Hi there,
in preparation of our next planned SRM failover we test the attach - mount - unmount - detach procedure.
We found that detaching SCSI deviced from our hosts takes ~30 sec per device per host. In a cluster with 11 hosts and 40 devices to be detached this will last ~3.5 hours 😞
Is this behaviour expected?
We didn't find the root cause for the process taking so long. What we saw is that disabling PP/VE and VAAI will speed up the process but only to the times I mentioned above. With PP/VE and VAAI activated this process takes up to 4min per device per host.

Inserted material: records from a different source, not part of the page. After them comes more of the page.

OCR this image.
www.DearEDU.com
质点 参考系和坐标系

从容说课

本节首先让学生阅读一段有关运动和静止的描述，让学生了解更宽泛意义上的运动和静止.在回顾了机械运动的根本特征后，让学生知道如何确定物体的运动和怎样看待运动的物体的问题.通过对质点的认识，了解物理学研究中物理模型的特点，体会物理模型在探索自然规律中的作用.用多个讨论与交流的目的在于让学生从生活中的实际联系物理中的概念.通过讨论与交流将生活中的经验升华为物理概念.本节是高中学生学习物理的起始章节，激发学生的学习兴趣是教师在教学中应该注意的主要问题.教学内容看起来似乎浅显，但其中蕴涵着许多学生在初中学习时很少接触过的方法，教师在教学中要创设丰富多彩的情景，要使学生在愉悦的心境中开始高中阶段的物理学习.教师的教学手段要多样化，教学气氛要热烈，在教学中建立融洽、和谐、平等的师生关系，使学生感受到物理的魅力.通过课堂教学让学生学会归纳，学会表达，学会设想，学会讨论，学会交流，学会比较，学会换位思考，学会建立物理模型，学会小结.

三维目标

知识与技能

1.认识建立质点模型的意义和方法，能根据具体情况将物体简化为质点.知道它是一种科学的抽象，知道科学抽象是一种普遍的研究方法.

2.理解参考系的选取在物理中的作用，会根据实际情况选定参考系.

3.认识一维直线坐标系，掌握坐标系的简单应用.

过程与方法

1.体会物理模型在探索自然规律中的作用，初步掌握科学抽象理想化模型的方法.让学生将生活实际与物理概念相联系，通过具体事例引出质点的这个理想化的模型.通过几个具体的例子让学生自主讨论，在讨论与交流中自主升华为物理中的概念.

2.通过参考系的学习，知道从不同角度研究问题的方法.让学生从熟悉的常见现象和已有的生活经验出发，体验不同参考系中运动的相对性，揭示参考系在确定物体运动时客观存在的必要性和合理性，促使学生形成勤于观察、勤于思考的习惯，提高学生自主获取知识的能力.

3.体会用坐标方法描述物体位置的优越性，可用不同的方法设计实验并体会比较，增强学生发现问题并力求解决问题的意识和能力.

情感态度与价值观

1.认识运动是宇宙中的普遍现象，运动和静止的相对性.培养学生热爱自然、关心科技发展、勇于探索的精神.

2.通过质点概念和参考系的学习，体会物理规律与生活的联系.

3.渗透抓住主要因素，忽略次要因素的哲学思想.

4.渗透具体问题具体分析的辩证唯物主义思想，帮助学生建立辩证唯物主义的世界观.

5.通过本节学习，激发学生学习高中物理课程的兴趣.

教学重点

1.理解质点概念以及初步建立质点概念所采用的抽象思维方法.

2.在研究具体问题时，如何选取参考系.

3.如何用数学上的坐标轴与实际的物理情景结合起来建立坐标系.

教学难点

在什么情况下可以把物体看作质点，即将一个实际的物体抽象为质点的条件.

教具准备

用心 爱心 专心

We trigger the process via Power CLI.
ESXi5 U1 latest patches
EMC VNX 5700 FLARE 5.31.000.5.716
Thanks for any idea how to speed up the process or to find the cause for this taking so long.
Best regards,
daniel
Anyone saw this behaviour too?
Hi Daniel, i got some issues with VAAI once and ATS was the problem. When you said you disabled VAAI, what did you exactly do ?
Those LUN are native VMFS 5 or VMFS 3 upgraded to 5 or still VMFS 3 ?
Any things in vmkernel logs ?
Raphaël.
If this was iSCSI I could point you to a possible solution unfortunately its not.
With iSCSI storage there is a timeout setting that was exposed with patch ESXi v5 patch: ESXi500-201112001. This setting lets you control the login timeout of the iSCSI connections. What has been seen is that with alot of volumes the ESXi won't finish connecting to them in time and you will need to let it slow down and time out. In your case it would be the opposite.
This time out can be changed by the CLI as follows: esxcli iscsi adapter param set -A <vmhbaX> -k LoginTimeout -v 60
This would set the timeout to 60 seconds for iSCSI connection timeouts.
More information about this command can be found here: http://kb.vmware.com/selfservice/microsites/search.do?language=en_US&cmd=displayKC&externalId=200933...
Unfortunately that does not apply in your case since you are using FC. But hopefully helps others or helps the tech's as they look for possible solutions.
Sorry that your SRM is going slowly.
Cheers,
Tony
Followed the procedure in KB 1033665.
I assume there might be something in the logs but I couldn'd find it.
We talk about fresh created VMFS5 - not upgraded from VMFS3
did you disable the ATS-only setting while disabling VAAI ?
I disabled all three primitives following KB 1033665
We are having the same problem. Did you happen to find a solution?
Open an SR with VMware Support.
A Hotpatch is available and the fix will be GA with vSphere 5.0 U2 end of the year.
The problem should be already fixed in vSphere 5.1.
Thanks Daniel, we have to remove like 20 luns from 60 servers and it is taking about 3-7 minutes per detach. Is this the time you were experiencing or longer?
Does the hotfix require a reboot do you know?
Hmm, we nee to detach ~50 LUNs from 15 hosts.
We faced detach times from 12 minutes to 30 seconds in different configurations.
Do you have EMC PowerPath / VE in place?
Just curious has VMware support come back with anything?
I am running into a similar issue we have 100 SRM LUNs that need to be detach and it takes anywhere from 30 second to 10 minutes per detach to complete. SRM clean up eventually fails after 5 hours and I see the same results when I attempt to do a SRM force clean up.
One odd thing I observed is when you manually detach a LUN it sits at "THe deivce does not contain a diagnotic partaion" for 2-5 mins before it compeltes the detach.
Currently the hotfix has been tested only in the VMware Support Labs. We are finishing the configuration of our test environment and looking forward testing the hotfix at our side end of Oktober.
Did you open an SR on this?
Main,
I installed the patch that was for SRM scsi issues, but detaches still take quite a bit of time. So, no it has not been resolved and unfortunately mass detaches against a lot of hosts is taking some time.